Sort of like the restriction not to drink beer on Passover.

Over sushi, the topic of kashrut comes up again. “For you,” I tell Adam, “you have a mental battle in your head. Something wins, you come up with your answer, and the way is clear. No leaves to shake off, no emotion.”

His blue eyes cloud for moment and I think perhaps I have hurt him, somehow trivialized his own internal process. “Every decision is emotional,” he says, sounding hurt. But then he rallies. “And there are always leaves to shake off. So I take them off.” He plucks imaginary leaves off his sweater’s sleeves and drops them unceremoniously on the floor. And then he shares what it was like for him to tell his parents he was no longer a Christian, no longer politically conservative — conversations that make me tremble inside.
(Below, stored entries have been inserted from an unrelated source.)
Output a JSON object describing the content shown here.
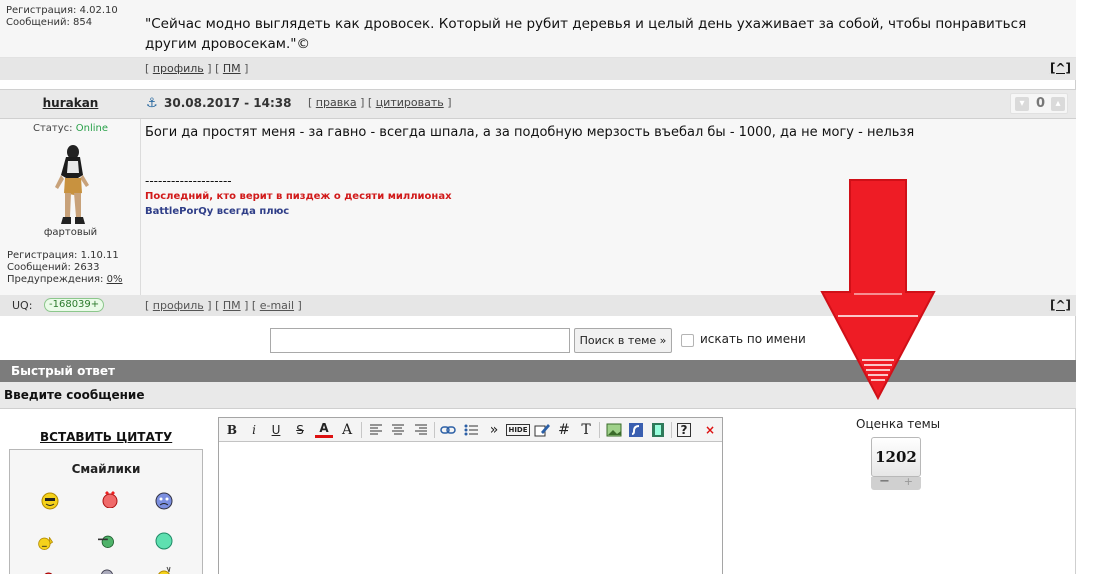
{
  "prev_post": {
    "registration": "Регистрация: 4.02.10",
    "messages": "Сообщений: 854",
    "quote": "\"Сейчас модно выглядеть как дровосек. Который не рубит деревья и целый день ухаживает за собой, чтобы понравиться другим дровосекам.\"©"
  },
  "bar_links": {
    "open": "[",
    "profile": "профиль",
    "mid": "] [",
    "pm": "ПМ",
    "close": "]",
    "email": "e-mail",
    "up": "[^]"
  },
  "post": {
    "author": "hurakan",
    "anchor": "⚓",
    "date": "30.08.2017 - 14:38",
    "edit": "правка",
    "quote_link": "цитировать",
    "rating": "0",
    "text": "Боги да простят меня - за гавно - всегда шпала, а за подобную мерзость въебал бы - 1000, да не могу - нельзя",
    "sig_dash": "--------------------",
    "sig_red": "Последний, кто верит в пиздеж о десяти миллионах",
    "sig_blue": "BattlePorQy всегда плюс"
  },
  "user": {
    "status_label": "Статус:",
    "status_value": "Online",
    "rank": "фартовый",
    "registration": "Регистрация: 1.10.11",
    "messages": "Сообщений: 2633",
    "warnings_label": "Предупреждения: ",
    "warnings_value": "0%",
    "uq_label": "UQ:",
    "uq_value": "-168039+"
  },
  "search": {
    "input_value": "",
    "button": "Поиск в теме »",
    "checkbox_label": "искать по имени"
  },
  "quick_reply": {
    "title": "Быстрый ответ",
    "subtitle": "Введите сообщение",
    "insert_quote": "ВСТАВИТЬ ЦИТАТУ",
    "smilies_title": "Смайлики"
  },
  "toolbar": {
    "bold": "B",
    "italic": "i",
    "underline": "U",
    "strike": "S",
    "color": "A",
    "size": "A",
    "quote_symbol": "»",
    "hide": "HIDE",
    "hash": "#",
    "font": "T",
    "help": "?",
    "close": "×"
  },
  "topic_rating": {
    "title": "Оценка темы",
    "value": "1202",
    "minus": "−",
    "plus": "+"
  },
  "colors": {
    "arrow": "#ee1c25",
    "online": "#2aa14a",
    "quick_reply_bar": "#7c7c7c"
  }
}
Sometimes I catch myself wishing I could be more like him in this respect: simply honest, no inconsistencies, completely transparent to everyone and every issue. Most of the time, though, I know I’m better off being myself. Even if it’s harder. 

As I write this, it is Shabbat. I am sitting in an empty room in my new apartment, right in the center of a sun spot. My laptop, a forbidden object on Shabbat, sits across my knees. My phone, also forbidden, sits to my left, playing soothing tunes from Pandora.

This morning when I woke up I thought to myself: You have the entire day to do whatever you want. My day was as blank as the walls that stared back at me. I unpacked a few boxes, mopped my kitchen, then showered and went to shul. It’s the first time I’ve done that in months. If I had no strings pulling at me, no pressures to respond to, no voices guiding me toward something, what would I do?

I went to shul.

And then spent the afternoon writing about it.  

* Because of the sensitive nature of this essay, all names (including the author’s) and locations have been altered.


 

 

The author, who grew up speaking Yiddish, is a middle-school history teacher. Her students are the sometimes recipients of her many musings about issues of identity.